"... but then again," the song continues, "too few to mention." I would hope that most of us could look back on to just a few, but mostly I hope that none of those regrets caused us to crash and burn, to stop moving forward with living our lives.
I regret friendships lost or lapsed. When making peace with myself, I return to the whole reason, season, lifetime saying and give some thought to whether those friends were a reason, a season or a lifetime friend to me and whether I was to them.
In examining the nature of friendship, I noticed that many people I knew had long-term friends: people they had grown-up with, known since they'd been to school together, had known since University - those with potential to be lifetime friends. But I didn't. I could blame the constant changes in my childhood - I'd been brought up overseas, re-locating every 2-3 years with my parents and siblings - but I had also attended a boarding school from the age of 12. So, why did I not have more than acquaintances from that time? Why did I not have friends who weren't transient? Why were all my friends seasonal?
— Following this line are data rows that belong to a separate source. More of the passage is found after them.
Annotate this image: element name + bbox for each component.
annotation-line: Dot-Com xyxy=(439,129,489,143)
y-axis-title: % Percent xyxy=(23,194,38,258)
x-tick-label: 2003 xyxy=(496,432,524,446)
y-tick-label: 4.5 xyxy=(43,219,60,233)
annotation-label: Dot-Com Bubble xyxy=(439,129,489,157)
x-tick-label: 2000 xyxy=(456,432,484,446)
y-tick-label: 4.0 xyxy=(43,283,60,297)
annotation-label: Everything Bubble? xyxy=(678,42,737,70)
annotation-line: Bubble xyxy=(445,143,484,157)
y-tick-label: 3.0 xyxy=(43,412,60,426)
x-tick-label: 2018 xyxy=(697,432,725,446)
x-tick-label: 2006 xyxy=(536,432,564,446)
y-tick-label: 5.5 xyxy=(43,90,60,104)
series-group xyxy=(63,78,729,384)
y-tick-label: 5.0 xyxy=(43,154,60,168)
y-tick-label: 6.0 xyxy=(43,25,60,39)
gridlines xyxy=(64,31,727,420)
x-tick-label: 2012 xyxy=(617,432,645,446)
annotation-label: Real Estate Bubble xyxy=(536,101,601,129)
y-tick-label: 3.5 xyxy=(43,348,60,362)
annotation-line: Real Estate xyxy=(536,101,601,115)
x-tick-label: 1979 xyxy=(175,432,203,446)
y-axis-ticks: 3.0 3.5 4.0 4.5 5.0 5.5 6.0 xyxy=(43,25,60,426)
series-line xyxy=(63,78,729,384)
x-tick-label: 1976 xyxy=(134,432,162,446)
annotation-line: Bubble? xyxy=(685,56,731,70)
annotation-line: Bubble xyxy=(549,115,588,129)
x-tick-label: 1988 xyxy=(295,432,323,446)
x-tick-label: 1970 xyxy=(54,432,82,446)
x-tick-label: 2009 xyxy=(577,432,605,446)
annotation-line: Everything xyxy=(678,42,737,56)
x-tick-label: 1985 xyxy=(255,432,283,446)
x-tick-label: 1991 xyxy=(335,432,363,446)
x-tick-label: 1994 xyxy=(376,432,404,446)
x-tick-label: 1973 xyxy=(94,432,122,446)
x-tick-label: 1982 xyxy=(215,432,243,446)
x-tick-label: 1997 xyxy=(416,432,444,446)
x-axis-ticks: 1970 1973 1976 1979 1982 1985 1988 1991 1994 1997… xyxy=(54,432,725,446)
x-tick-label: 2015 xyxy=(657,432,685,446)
Despite using logic to discard the transient nature of my upbringing as having caused this, I held on to the belief that putting down roots would naturally lead to forming friendships that fell into the reason category and - most importantly - with the potential for lifetime friendship. The reason category rapidly filled up - I shared friendships with those I met at the school gate, when our children travelled abroad together on their gap years, who attended the same sport club as I did. But I discovered that the lifetime thing didn't just "happen naturally" as I'd assumed it would. I discovered it was necessary not to just sit back and wait for people to come to you, you have to get up and make the effort yourself (duh!) You have to ring, to invite, to risk knock-back, to keep in touch, to listen, to share, to be reliably there when the tough stuff lands. Friendships - especially of the lifetime sort - they don't just happen, they take effort and nurturing and love. I'm glad that was a lesson I learned before it was too late.
The other regret I have was only identified quite recently. I wish I had discovered my fascination, my passionate interest and natural ability for psychology earlier than my sixth decade. The fact that I had a good brain came as somewhat of a surprise to me. The fact that I had the ability for cognitive thought and academic work was a huge surprise to me. As far as is possible, I take opportunities to keep that grey matter working, but I've had to accept that the opportunity to become a psychologist has passed. I might have the time left to qualify, but I definately don't have the time left to practice. I was surprised how much that discovery hurt. I felt an almost physical sense of the loss. in going through the grieving process, I was fortunate to have the assistance and support of a warm, wonderfully empathic Gestaltist. With his help, the grief hasn't prevented me from living life. Instead it has ensured that I do face the fear, for if I fail, at least there is no regret for what might have been.
Are there regrets you now feel? Or risks you won't take for fear of failure?